Saat dihubungi melalui sambungan telepon, pada media, Senin (18/04/2022), Suherman meminta media untuk menemui Kepala Dishub Purwakarta untuk mengetahui lebih jelas persoalan parkir.
“Nah, soal parkir langsung tanya ke kadis aja ya pak, saya takut salah jawab. Maaf pak saya sedang mau rapat,” kata Suherman dengan singkatnya.
Diberitakan sebelumnya, anggota DPR RI Dedi Mulyadi, menduga ada kebocoran parkir liar di sejumlah pasar di Kabupaten Purwakarta hingga miliaran rupiah setiap tahunnya.
Untuk membuktikan hal tersebut Kang Dedi Mulyadi turun langsung, menjadi tukang parkir di Pasar Rebo Purwakarta sejak usai sahur hingga siang hari.
“Sekarang sebagai Anggota DPR RI saya turun ke Dapil untuk hal yang sederhana tapi kalau dikumpulkan bisa besar yaitu parkir,” ujar Kang Dedi dalam keterangannya yang dikutip, pada Sabtu 16 April 2022.
Sebelumnya Dedi memberikan sejumlah uang kepada juru parkir liar sebagai honor pengganti yang biasa didapat dalam satu hari.

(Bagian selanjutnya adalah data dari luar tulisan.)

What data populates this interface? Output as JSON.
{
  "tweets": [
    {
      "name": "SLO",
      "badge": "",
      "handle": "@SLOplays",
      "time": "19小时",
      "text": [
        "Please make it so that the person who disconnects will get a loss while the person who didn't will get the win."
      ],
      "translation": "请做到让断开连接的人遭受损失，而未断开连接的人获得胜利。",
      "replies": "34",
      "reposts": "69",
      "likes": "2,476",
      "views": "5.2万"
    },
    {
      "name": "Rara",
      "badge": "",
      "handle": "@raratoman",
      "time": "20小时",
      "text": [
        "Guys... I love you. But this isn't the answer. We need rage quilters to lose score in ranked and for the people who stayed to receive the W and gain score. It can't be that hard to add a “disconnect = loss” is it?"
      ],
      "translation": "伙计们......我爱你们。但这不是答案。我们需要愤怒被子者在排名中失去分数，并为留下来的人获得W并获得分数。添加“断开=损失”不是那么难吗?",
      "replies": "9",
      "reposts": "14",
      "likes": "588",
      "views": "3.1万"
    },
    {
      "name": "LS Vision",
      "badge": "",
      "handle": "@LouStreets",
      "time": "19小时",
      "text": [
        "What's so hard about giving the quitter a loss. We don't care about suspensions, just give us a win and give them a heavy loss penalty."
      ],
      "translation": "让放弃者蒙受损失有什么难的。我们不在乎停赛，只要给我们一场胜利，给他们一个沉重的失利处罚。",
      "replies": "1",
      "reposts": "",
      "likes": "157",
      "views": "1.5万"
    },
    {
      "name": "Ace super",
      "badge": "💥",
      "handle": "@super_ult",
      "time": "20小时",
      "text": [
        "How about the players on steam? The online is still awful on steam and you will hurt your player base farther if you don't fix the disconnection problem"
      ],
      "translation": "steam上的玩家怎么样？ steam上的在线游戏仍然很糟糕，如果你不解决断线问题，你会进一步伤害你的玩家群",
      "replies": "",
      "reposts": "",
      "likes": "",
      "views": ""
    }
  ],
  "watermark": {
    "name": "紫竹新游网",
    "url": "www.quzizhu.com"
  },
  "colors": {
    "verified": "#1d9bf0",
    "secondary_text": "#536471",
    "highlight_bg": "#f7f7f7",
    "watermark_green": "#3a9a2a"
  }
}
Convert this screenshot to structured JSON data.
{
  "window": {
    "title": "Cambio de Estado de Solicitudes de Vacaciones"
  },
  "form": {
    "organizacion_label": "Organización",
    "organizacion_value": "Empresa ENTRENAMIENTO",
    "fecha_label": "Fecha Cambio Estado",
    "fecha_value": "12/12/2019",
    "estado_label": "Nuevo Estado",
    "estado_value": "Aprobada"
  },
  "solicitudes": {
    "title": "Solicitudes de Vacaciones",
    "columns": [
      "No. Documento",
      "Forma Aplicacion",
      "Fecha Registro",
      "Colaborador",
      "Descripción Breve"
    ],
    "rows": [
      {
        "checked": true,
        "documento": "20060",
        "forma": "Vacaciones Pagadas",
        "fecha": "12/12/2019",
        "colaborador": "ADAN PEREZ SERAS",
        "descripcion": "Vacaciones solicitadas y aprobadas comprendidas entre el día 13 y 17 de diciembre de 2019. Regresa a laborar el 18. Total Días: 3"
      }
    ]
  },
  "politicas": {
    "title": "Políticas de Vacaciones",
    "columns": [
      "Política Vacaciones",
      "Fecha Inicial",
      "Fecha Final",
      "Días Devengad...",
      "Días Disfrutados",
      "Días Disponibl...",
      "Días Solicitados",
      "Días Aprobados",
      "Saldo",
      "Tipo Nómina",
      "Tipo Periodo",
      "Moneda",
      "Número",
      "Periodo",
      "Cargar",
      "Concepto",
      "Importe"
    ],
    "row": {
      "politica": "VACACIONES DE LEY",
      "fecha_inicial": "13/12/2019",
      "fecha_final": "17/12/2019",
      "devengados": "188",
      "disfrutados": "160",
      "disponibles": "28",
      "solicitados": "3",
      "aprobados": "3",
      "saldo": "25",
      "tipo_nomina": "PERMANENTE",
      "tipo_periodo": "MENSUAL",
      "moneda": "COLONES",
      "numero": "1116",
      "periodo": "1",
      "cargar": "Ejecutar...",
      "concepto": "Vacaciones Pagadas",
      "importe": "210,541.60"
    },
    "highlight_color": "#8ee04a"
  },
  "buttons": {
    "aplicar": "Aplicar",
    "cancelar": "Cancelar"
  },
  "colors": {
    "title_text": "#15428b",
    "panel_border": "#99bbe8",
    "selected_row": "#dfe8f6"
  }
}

Selanjutnya uang parkir yang didapat oleh Dedi akan langsung dihitung oleh Bapenda dan Dishub Purwakarta.
Sempat terjadi perdebatan antara Dedi dan juru parkir liar. Pria tersebut awalnya ingin tetap menjadi juru parkir karena harus menyetor uang kepada bosnya yang bernama Johan asal Bojong Purwakarta.
“Ini kan sudah saya kasih tadi Rp200 ribu untuk honor pengganti. Kalau tetap tidak mau maka bisa dilaporkan ke polisi dan kejaksaan perihal pungutan liar,” ujar Dedi pada juru parkir tersebut.
Dari penghitungan awal pendapatan daerah dari parkir yang bisa didapat di Pasar Rebo mencapai Rp 1,5 miliar per tahun. Namun faktanya yang masuk hanya Rp 150 juta per tahun.